Kami berhenti dekat makam Rahel untuk memberi keledai istirahat sejenak dan untuk menyantap sedikit roti dan buah zaitun, bekal orang-orang miskin. Tetapi Aku tidak lapar. Aku tidak dapat lapar… Aku diberi makan dengan sukacita-Ku… Kami melanjutkan perjalanan kembali… Mari. Aku akan tunjukkan kepadamu di mana kami bertemu si gembala… Jangan khawatir, Aku tidak mungkin salah. Aku menghidupkan saat itu kembali dan Aku dapat menemukan setiap tempat sebab Aku melihat semuanya melalui terang cemerlang bak malaikat. Mungkin kelompok malaikat ada di sini sekali lagi, tak terlihat oleh jasmani kita, namun terlihat oleh jiwa kita dengan kecemerlangannya, dan semuanya disingkapkan dan jelas. Mereka tidak dapat keliru, dan mereka membimbing-Ku… demi sukacita-Ku dan sukacitamu. Di sini: Elia datang dari ladang itu kemari dengan domba-dombanya, dan Yosef meminta padanya sedikit susu untuk-Ku.

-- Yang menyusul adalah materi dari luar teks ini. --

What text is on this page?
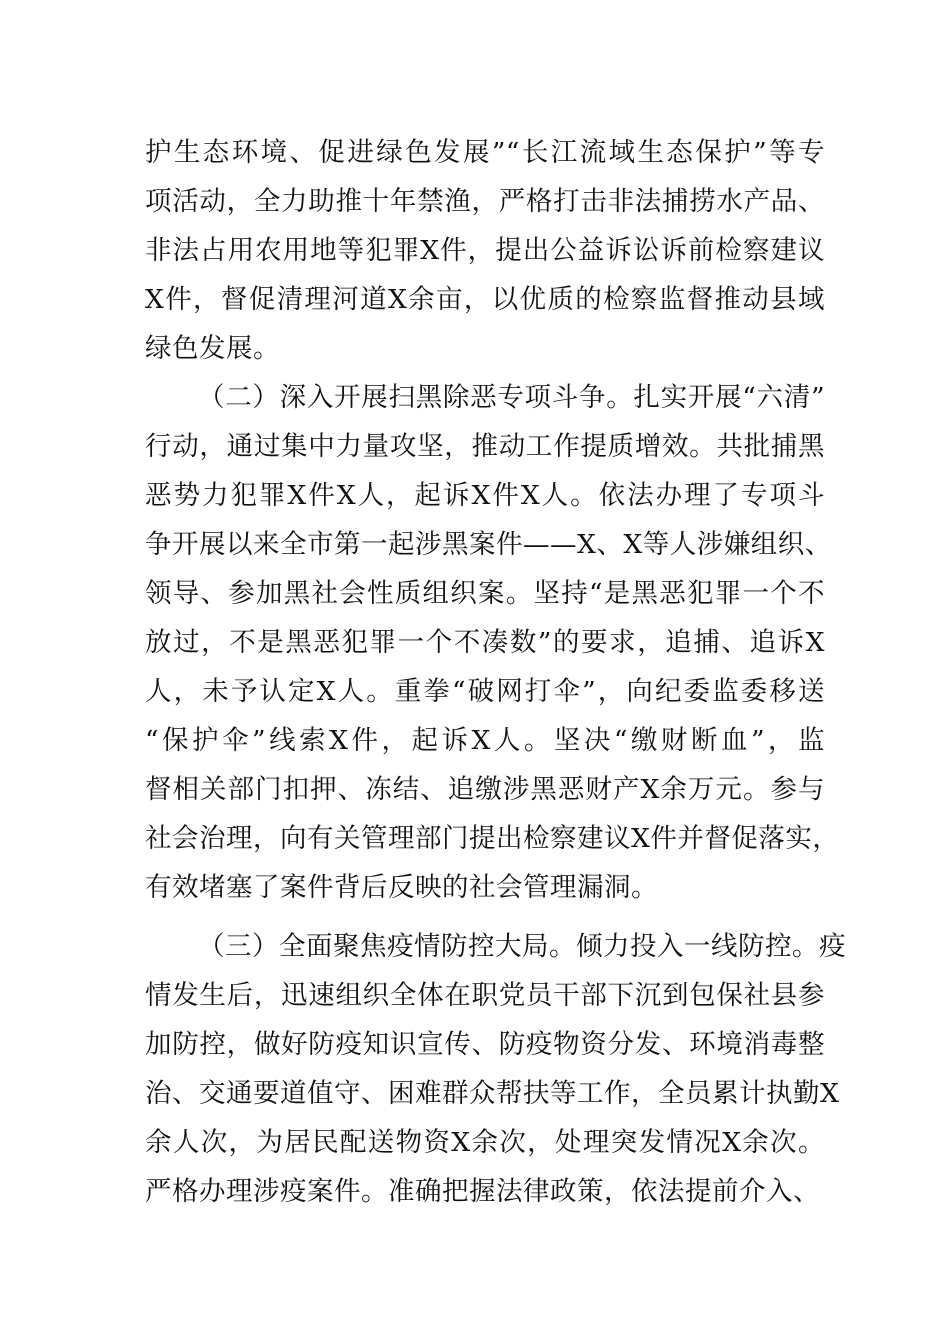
护生态环境、促进绿色发展”“长江流域生态保护”等专
项活动，全力助推十年禁渔，严格打击非法捕捞水产品、
非法占用农用地等犯罪X件，提出公益诉讼诉前检察建议
X件，督促清理河道X余亩，以优质的检察监督推动县域
绿色发展。
（二）深入开展扫黑除恶专项斗争。扎实开展“六清”
行动，通过集中力量攻坚，推动工作提质增效。共批捕黑
恶势力犯罪X件X人，起诉X件X人。依法办理了专项斗
争开展以来全市第一起涉黑案件——X、X等人涉嫌组织、
领导、参加黑社会性质组织案。坚持“是黑恶犯罪一个不
放过，不是黑恶犯罪一个不凑数”的要求，追捕、追诉X
人，未予认定X人。重拳“破网打伞”，向纪委监委移送
“保护伞”线索X件，起诉X人。坚决“缴财断血”，监
督相关部门扣押、冻结、追缴涉黑恶财产X余万元。参与
社会治理，向有关管理部门提出检察建议X件并督促落实，
有效堵塞了案件背后反映的社会管理漏洞。
（三）全面聚焦疫情防控大局。倾力投入一线防控。疫
情发生后，迅速组织全体在职党员干部下沉到包保社县参
加防控，做好防疫知识宣传、防疫物资分发、环境消毒整
治、交通要道值守、困难群众帮扶等工作，全员累计执勤X
余人次，为居民配送物资X余次，处理突发情况X余次。
严格办理涉疫案件。准确把握法律政策，依法提前介入、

Dan kami berhenti di sana, di ladang itu, sementara dia memerah susu yang hangat dan memberikan nasehat pada Yosef.

Mari, mari… Inilah jalan setapak dari lembah kecil terakhir sebelum Betlehem. Kami menempuhnya sebab jalanan utama ruwet dengan orang banyak dan kuda-kuda, dekat ke arah kota… Itu Betlehem! Oh! Negeri terkasih leluhur-Ku, kau memberi-Ku kecupan pertama dari PutraKu! Kau membuka pintumu, yang seindah dan seharum roti yang namanya kau sandang (1), untuk memberikan Roti Sejati kepada dunia yang sekarat akibat kelaparan! Bagai seorang ibu, yang padanya masih ada kasih keibuan Rahel, kau memeluk-Ku, o Betlehem tanah suci Daud, bait pertama sang Juruselamat, dari Bintang pagi yang lahir dari Yakub untuk menunjukkan kepada Umat Manusia jalan ke Surga! Lihat, betapa eloknya dia sekarang dalam musim semi! Tetapi dia juga elok kala itu, meski ladang-ladang dan kebun-kebun anggurnya gundul! Selubung tipis embun beku berkilau pada cabang-cabang yang gundul, yang tampak seolah mereka diselimuti dengan debu permata, dibungkus dengan suatu selubung surgawi yang tak tersentuh. Cerobong setiap rumah mengepulkan asap sementara makan malam dipersiapkan dan asap, yang membubung dari teras ke teras hingga ke puncak bukit ini, menjadikan kota tampak seolah diselubungi pula… Semuanya murni, akrab, menantikan… Engkau, Nak! Bumi merasakan kedatangan-Mu… Dan juga orang-orang Betlehem pasti telah merasakan-Mu, sebab mereka tidak jahat, bahkan meski kamu tidak percaya demikian. Mereka tidak dapat memberi kami tumpangan… Rumah-rumah sederhana di Betlehem penuh dengan orang-orang sombong yang tak berperasaan, yang selalu congkak, dan yang begitu juga sekarang, dan mereka tidak dapat merasakan-Mu… Betapa banyak kaum Farisi, kaum Saduki, kaum Herodian, para ahli Taurat, kaum Esseni di sana! Oh! Kebebalan mereka sekarang merupakan konsekuensi dari kekerasan hati mereka waktu itu. Mereka menutup hati mereka untuk mengasihi saudari mereka yang malang malam itu… dan mereka tinggal dan masih berada dalam kegelapan. Mereka menolak Allah waktu itu, dengan menolak mengasihi sesama mereka.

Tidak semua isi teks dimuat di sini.